Vielen Dank für Ihr freundliches Interesse. Sie haben indess wohl meine Karte
erhalten, in der ich Ihnen sagte, wie sehr mich Ihr parodistischer
Dialog amüsiert hat. Ich habe vorläufig
keine Absicht mich über den »
Reigen« und die
sogenannnte
Reigen-Affaire in der
Oeffentlichkeit weiter zu äussern. Was ich
|Herrn
Maximilian Harden erwidert habe, ersehen Sie aus
beiliegendem Zeitungsblatt. Die Berichtigung war übrigens in einigen
Berliner Blättern abgedruckt. Von den hiesigen Skandalen,
insbesondere von dem gestrigen, werden Sie wohl indess gelesen haben. Was soll man dazu sagen? Ich käme mir
unsäglich komisch vor, wollte ich mit den Herren
Kuntschak oder
Seipel oder mit dem
Schusterlehrling polemisieren, der das Theater stürmt, mit dem begeisterten Ruf:
Nieder mit dem Reigen! Man schändet unsere Frauen! Nieder mit den Sozialdemokraten!

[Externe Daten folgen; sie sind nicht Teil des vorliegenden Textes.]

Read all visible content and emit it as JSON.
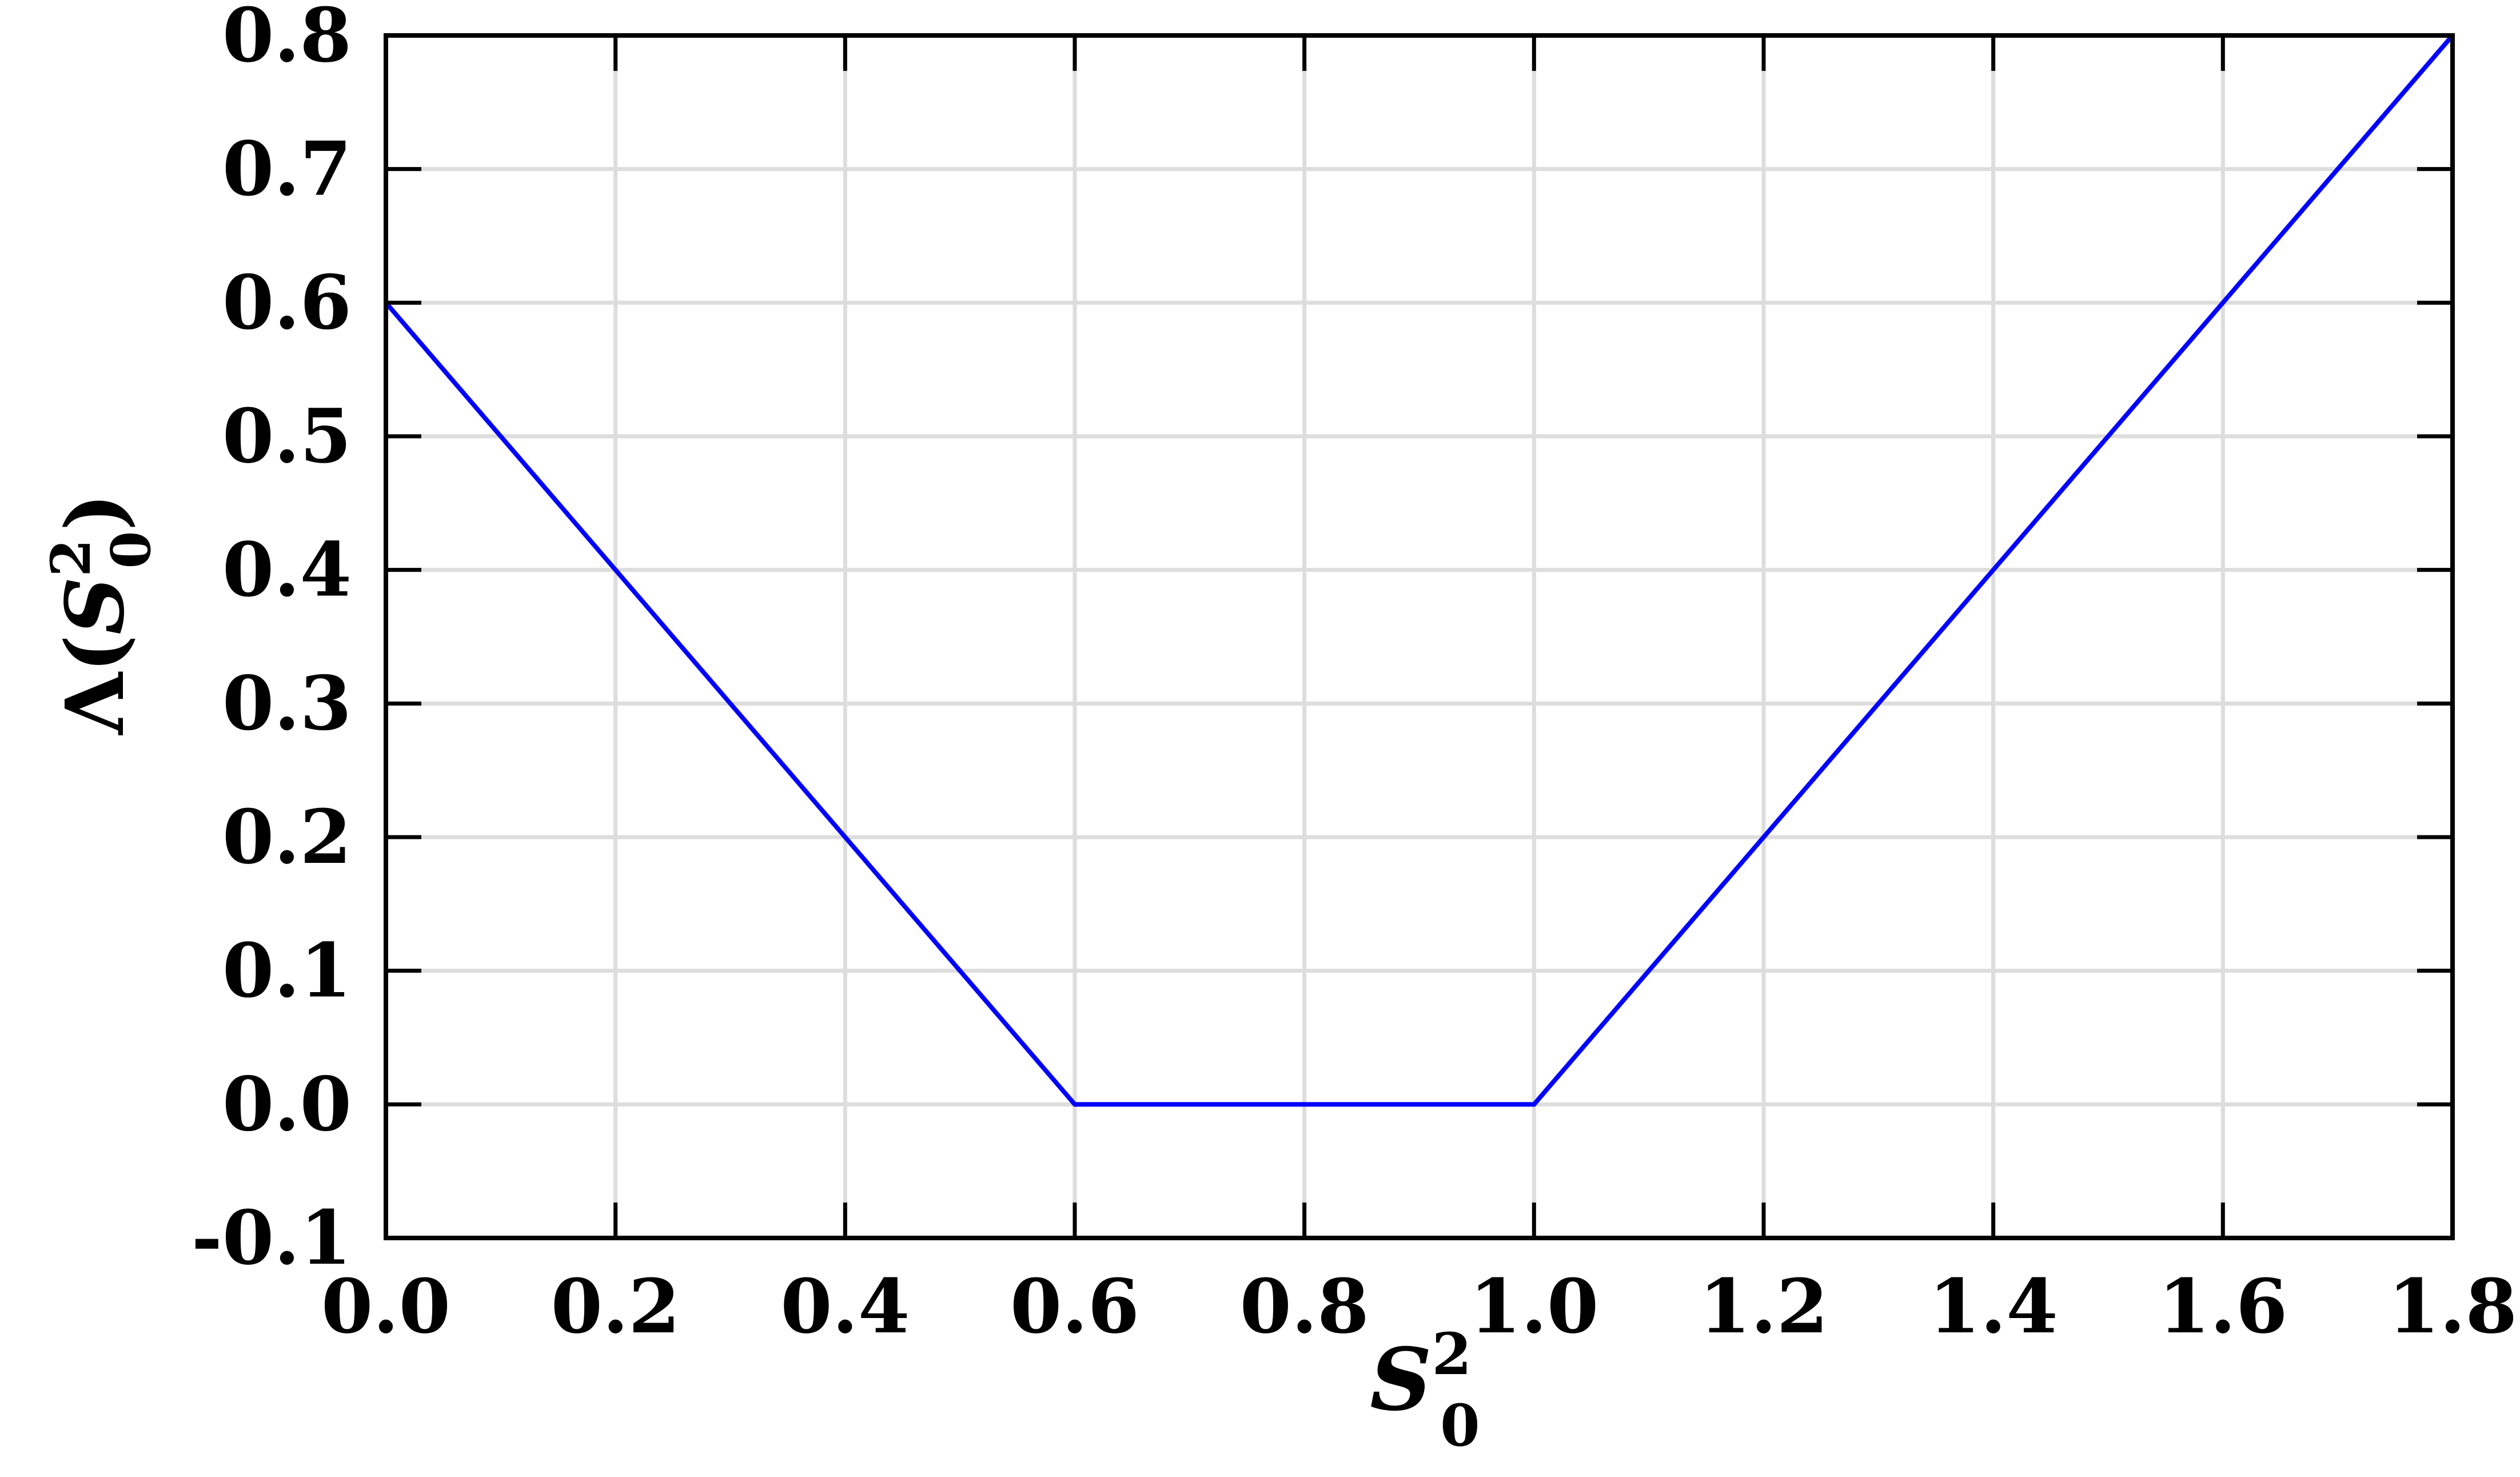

(Es kann übrigens auch ein Stud. med. gewesen sein oder ein Tapezierergehilfe, –
wobei meine Sympathie immerhin noch mehr bei dem Tapezierergehilfen ist als bei den
Herren
Seipel und
Kuntschak.
) Ich habe ja schon einige
ähnliche Sachen erlebt, wenn auch in bescheideneren Dimensionen. Erinnern Sie sich
nur an den »
Leutnant Gustl« und den »
Professor Bernhardi«. Nach einigen Jahren bleibt
von all dem Lärm nichts weiter übrig als die Bücher, die ich geschrieben und eine
dunkle Erinnerung an die Blamage meiner Gegner. In diesem Fall wird es nicht anders
sein.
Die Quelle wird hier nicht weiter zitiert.